La préparation complète vous attend en page suivante.

Poulet coco réunionnais aux épices douces et riz créole
☆☆☆☆☆Ingrédients
- 800 g de poulet (cuisses désossées ou escalopes épaisses coupées en morceaux)
- 1 oignon jaune, émincé
- 3 gousses d’ail, hachées
- 1 c. à soupe d’huile (p. ex. tournesol ou coco)
- 1 c. à café de curcuma
- 1 c. à café de gingembre (frais râpé ou en poudre)
- 1 c. à soupe de concentré de tomate
- 500 ml de lait de coco (1re pression si possible pour plus de crémeux)
- 200 à 250 ml de bouillon de poulet (ou eau + sel)
- 1/2 à 1 c. à café de piment doux (ou 1 petit piment rouge émincé, selon goût)
- 1 à 2 feuilles de combava (optionnel) ou zeste très léger de citron vert
- 1 c. à soupe de jus de citron vert (optionnel, pour finir)
- Sel fin et poivre noir
- Coriandre ou persil pour la finition (quelques brins)
Préparation
- Saler et poivrer le poulet. Émincer l’oignon, hacher l’ail, râper le gingembre si nécessaire.

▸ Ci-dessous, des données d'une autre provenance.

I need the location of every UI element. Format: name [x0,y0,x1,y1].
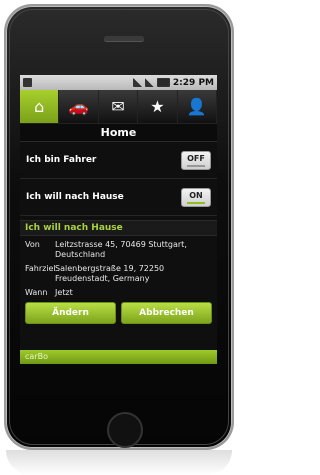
person-icon: 👤 [186,97,207,116]
action-buttons: Ändern Abbrechen [20,302,217,324]
toggle-row-driver: Ich bin Fahrer OFF [20,142,217,179]
brand-footer: carBo [20,350,217,364]
star-icon: ★ [150,97,165,116]
notification-icon [23,78,32,87]
app-screen: 2:29 PM ⌂ 🚗 ✉ ★ 👤 Home Ich bin Fahrer OF… [20,75,217,364]
toggle-row-home: Ich will nach Hause ON [20,179,217,216]
tab-profile[interactable]: 👤 [178,90,217,123]
page-title: Home [20,124,217,142]
detail-row-destination: Fahrziel Salenbergstraße 19, 72250 Freud… [25,264,165,283]
section-header: Ich will nach Hause [20,220,217,236]
tab-bar: ⌂ 🚗 ✉ ★ 👤 [20,90,217,124]
home-icon: ⌂ [34,97,45,116]
tab-car[interactable]: 🚗 [59,90,99,123]
mail-icon: ✉ [111,97,125,116]
toggle-label-driver: Ich bin Fahrer [26,155,97,165]
toggle-label-home: Ich will nach Hause [26,192,124,202]
detail-row-from: Von Leitzstrasse 45, 70469 Stuttgart, De… [25,240,187,259]
home-toggle[interactable]: ON [181,187,211,207]
tab-messages[interactable]: ✉ [99,90,139,123]
brand-logo: carBo [25,352,48,361]
home-hardware-button[interactable] [107,412,143,448]
tab-favorites[interactable]: ★ [138,90,178,123]
cancel-button[interactable]: Abbrechen [121,302,212,324]
network-icon [132,78,142,87]
status-bar: 2:29 PM [20,75,217,90]
trip-details: Von Leitzstrasse 45, 70469 Stuttgart, De… [20,236,217,298]
car-icon: 🚗 [68,97,89,116]
clock: 2:29 PM [172,77,214,88]
detail-row-when: Wann Jetzt [25,288,73,297]
tab-home[interactable]: ⌂ [20,90,60,123]
driver-toggle[interactable]: OFF [181,150,211,170]
change-button[interactable]: Ändern [25,302,116,324]
earpiece-speaker [104,36,144,41]
battery-icon [156,78,170,87]
signal-icon [144,78,154,87]
device-reflection [6,450,232,475]
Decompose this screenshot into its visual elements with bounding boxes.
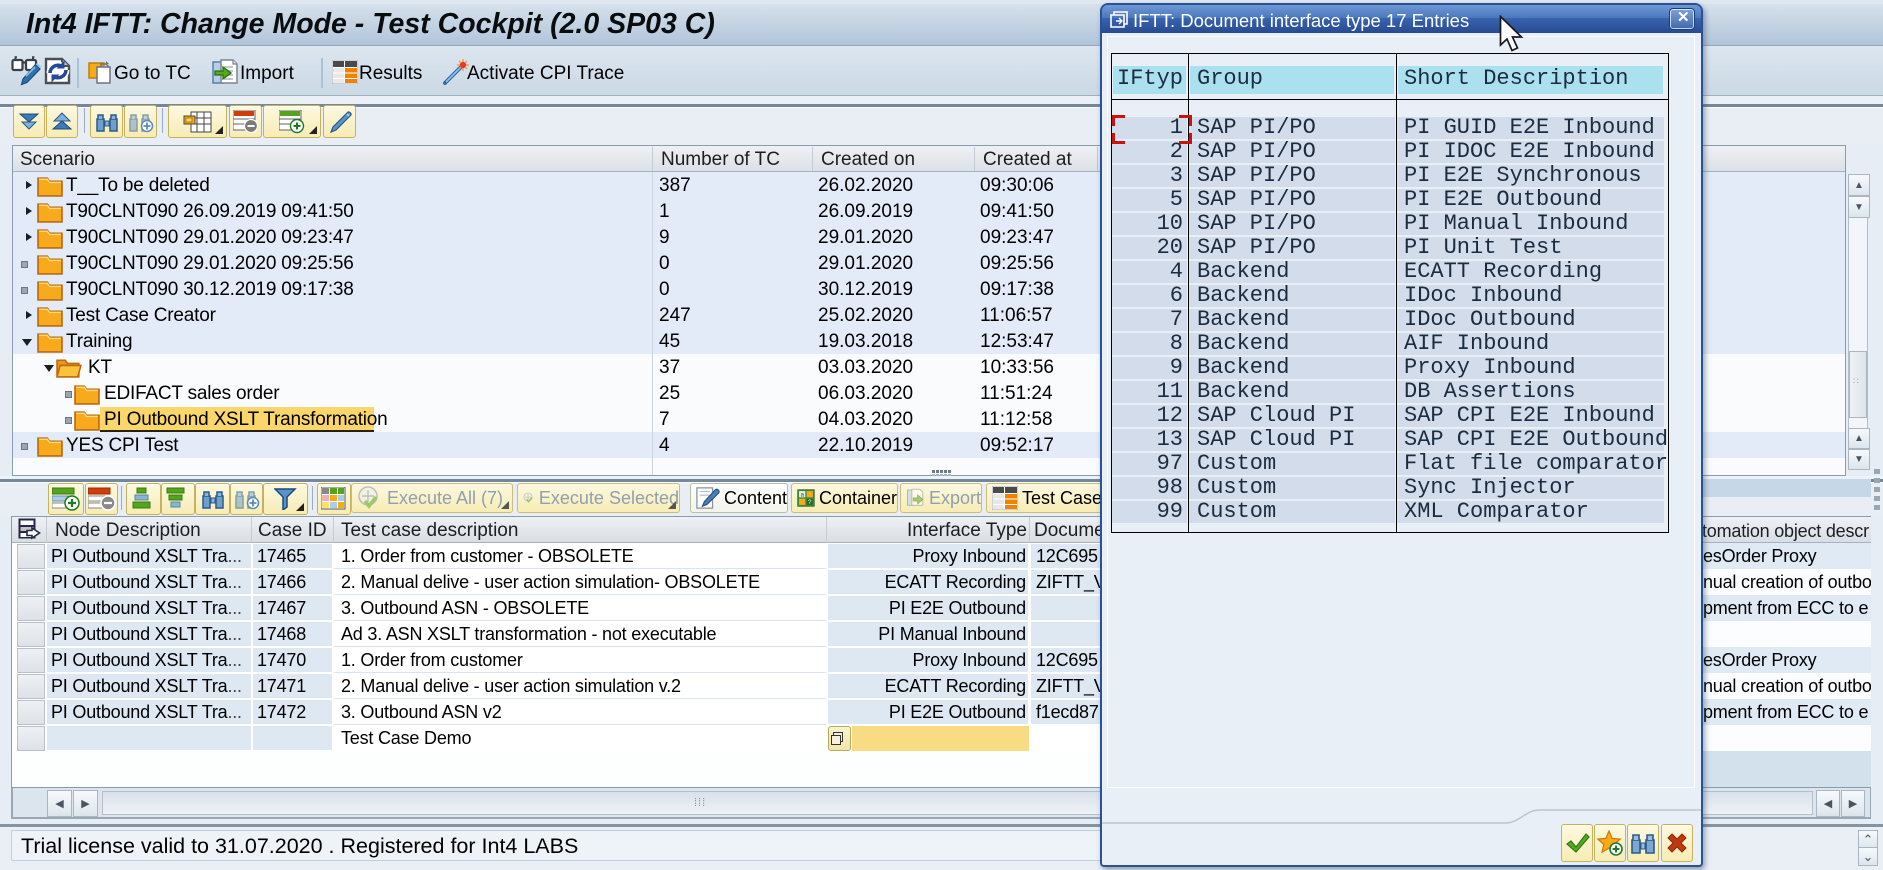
- svg-text:?: ?: [808, 499, 812, 506]
- svg-text:a: a: [800, 492, 804, 499]
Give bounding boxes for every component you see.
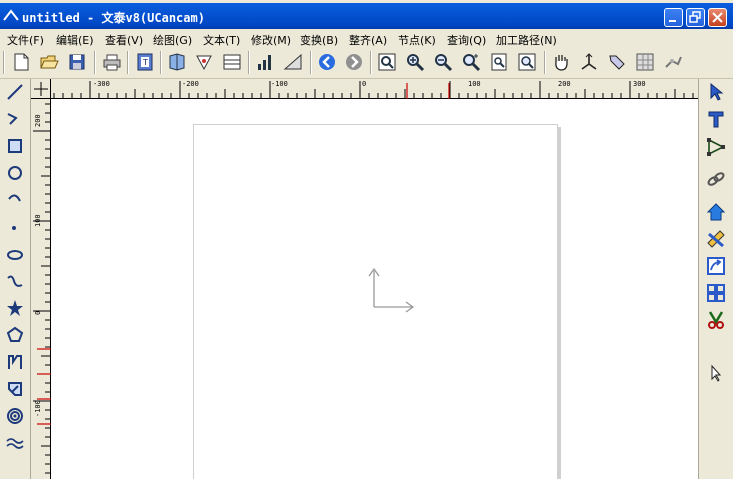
ruler-origin-corner[interactable] bbox=[31, 79, 51, 99]
print-icon[interactable] bbox=[101, 51, 123, 73]
vector-icon[interactable] bbox=[193, 51, 215, 73]
angle-icon[interactable] bbox=[282, 51, 304, 73]
ruler-label: -100 bbox=[271, 80, 288, 88]
property-toolbox bbox=[698, 79, 733, 479]
toolbar-separator bbox=[544, 51, 546, 74]
design-page[interactable] bbox=[193, 124, 558, 479]
line-icon[interactable] bbox=[4, 81, 26, 103]
node-edit-icon[interactable] bbox=[704, 135, 728, 159]
polyline-icon[interactable] bbox=[4, 108, 26, 130]
close-button[interactable] bbox=[708, 8, 727, 27]
sheet-icon[interactable] bbox=[221, 51, 243, 73]
open-icon[interactable] bbox=[38, 51, 60, 73]
ruler-label: 0 bbox=[362, 80, 367, 88]
toolbar-separator bbox=[370, 51, 372, 74]
pointer-icon[interactable] bbox=[704, 361, 728, 385]
engrave-icon[interactable] bbox=[662, 51, 684, 73]
circle-icon[interactable] bbox=[4, 162, 26, 184]
zoom-out-icon[interactable] bbox=[432, 51, 454, 73]
zoom-page-icon[interactable] bbox=[488, 51, 510, 73]
minimize-button[interactable] bbox=[664, 8, 683, 27]
ruler-label: 100 bbox=[468, 80, 481, 88]
text-tool-icon[interactable] bbox=[704, 107, 728, 131]
toolbar-separator bbox=[310, 51, 312, 74]
menu-align[interactable]: 整齐(A) bbox=[349, 32, 387, 48]
window-title: untitled - 文泰v8(UCancam) bbox=[22, 11, 205, 25]
arc-icon[interactable] bbox=[4, 189, 26, 211]
ruler-label: 0 bbox=[34, 310, 42, 315]
text-path-icon[interactable] bbox=[4, 351, 26, 373]
ruler-label: 300 bbox=[633, 80, 646, 88]
zoom-selection-icon[interactable] bbox=[460, 51, 482, 73]
wave-icon[interactable] bbox=[4, 432, 26, 454]
coordinate-axes-icon bbox=[368, 267, 415, 313]
horizontal-ruler[interactable]: -300 -200 -100 0 100 200 300 bbox=[51, 79, 698, 99]
ruler-label: -200 bbox=[182, 80, 199, 88]
transform-icon[interactable] bbox=[704, 254, 728, 278]
import-icon[interactable]: T bbox=[134, 51, 156, 73]
menu-toolpath[interactable]: 加工路径(N) bbox=[496, 32, 557, 48]
vertical-ruler[interactable]: 200 100 0 -100 bbox=[31, 99, 51, 479]
menu-edit[interactable]: 编辑(E) bbox=[56, 32, 94, 48]
new-icon[interactable] bbox=[10, 51, 32, 73]
zoom-window-icon[interactable] bbox=[376, 51, 398, 73]
ellipse-icon[interactable] bbox=[4, 243, 26, 265]
origin-icon[interactable] bbox=[578, 51, 600, 73]
spiral-icon[interactable] bbox=[4, 405, 26, 427]
menu-draw[interactable]: 绘图(G) bbox=[153, 32, 192, 48]
menu-bar: 文件(F) 编辑(E) 查看(V) 绘图(G) 文本(T) 修改(M) 变换(B… bbox=[0, 29, 733, 47]
app-logo-icon bbox=[3, 9, 19, 21]
point-icon[interactable] bbox=[4, 216, 26, 238]
bevel-icon[interactable] bbox=[606, 51, 628, 73]
menu-file[interactable]: 文件(F) bbox=[7, 32, 44, 48]
array-icon[interactable] bbox=[704, 281, 728, 305]
knife-icon[interactable] bbox=[704, 308, 728, 332]
menu-node[interactable]: 节点(K) bbox=[398, 32, 436, 48]
rectangle-icon[interactable] bbox=[4, 135, 26, 157]
select-arrow-icon[interactable] bbox=[704, 80, 728, 104]
arrow-shape-icon[interactable] bbox=[4, 378, 26, 400]
pan-hand-icon[interactable] bbox=[550, 51, 572, 73]
ruler-label: -100 bbox=[34, 400, 42, 417]
drawing-canvas[interactable] bbox=[51, 99, 698, 479]
menu-view[interactable]: 查看(V) bbox=[105, 32, 143, 48]
polygon-icon[interactable] bbox=[4, 324, 26, 346]
ruler-label: 200 bbox=[558, 80, 571, 88]
ruler-label: 100 bbox=[34, 214, 42, 227]
main-toolbar: T bbox=[0, 47, 733, 79]
spline-icon[interactable] bbox=[4, 270, 26, 292]
ruler-label: 200 bbox=[34, 114, 42, 127]
save-icon[interactable] bbox=[66, 51, 88, 73]
zoom-all-icon[interactable] bbox=[516, 51, 538, 73]
menu-query[interactable]: 查询(Q) bbox=[447, 32, 486, 48]
zoom-in-icon[interactable] bbox=[404, 51, 426, 73]
ruler-label: -300 bbox=[93, 80, 110, 88]
menu-text[interactable]: 文本(T) bbox=[203, 32, 240, 48]
ruler-pencil-icon[interactable] bbox=[704, 227, 728, 251]
menu-transform[interactable]: 变换(B) bbox=[300, 32, 338, 48]
toolbar-separator bbox=[94, 51, 96, 74]
app-window: untitled - 文泰v8(UCancam) 文件(F) 编辑(E) 查看(… bbox=[0, 0, 733, 479]
link-icon[interactable] bbox=[704, 167, 728, 191]
home-shape-icon[interactable] bbox=[704, 200, 728, 224]
restore-button[interactable] bbox=[686, 8, 705, 27]
undo-icon[interactable] bbox=[316, 51, 338, 73]
star-icon[interactable] bbox=[4, 297, 26, 319]
toolbar-separator bbox=[127, 51, 129, 74]
grid-icon[interactable] bbox=[634, 51, 656, 73]
menu-modify[interactable]: 修改(M) bbox=[251, 32, 291, 48]
export-icon[interactable] bbox=[166, 51, 188, 73]
redo-icon[interactable] bbox=[343, 51, 365, 73]
toolbar-separator bbox=[160, 51, 162, 74]
drawing-toolbox bbox=[0, 79, 31, 479]
toolbar-grip[interactable] bbox=[3, 51, 5, 74]
title-bar: untitled - 文泰v8(UCancam) bbox=[0, 3, 733, 29]
toolbar-separator bbox=[248, 51, 250, 74]
svg-text:T: T bbox=[142, 58, 148, 67]
measure-icon[interactable] bbox=[254, 51, 276, 73]
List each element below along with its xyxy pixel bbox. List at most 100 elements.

- Dans une cocotte, faire chauffer l’huile. Faire revenir l’oignon 3–4 min, puis ajouter l’ail, le curcuma et le gingembre. Mélanger 30 secondes.
- Ajouter le concentré de tomate, mélanger encore 1 min pour le ‘cuire’.
- Ajouter le poulet et le faire dorer 3–4 min en remuant.
- Déglacer avec le bouillon. Ajouter le piment doux et les feuilles de combava si utilisé. Couvrir et laisser mijoter 15–20 min, jusqu’à cuisson du poulet.
- Ajouter le lait de coco hors d’étape ‘grosse ébullition’. Laisser frémir à couvert 5–10 min pour obtenir une sauce nappante. Ajuster sel et poivre.
- Si la sauce est trop liquide, prolonger le frémissement quelques minutes. Si elle est trop épaisse, détendre avec un peu de bouillon chaud.
- Finir avec un trait de jus de citron vert (optionnel). Servir très chaud avec du riz blanc, parsemer de coriandre/persil et ajouter un petit accent de piment rouge si souhaité.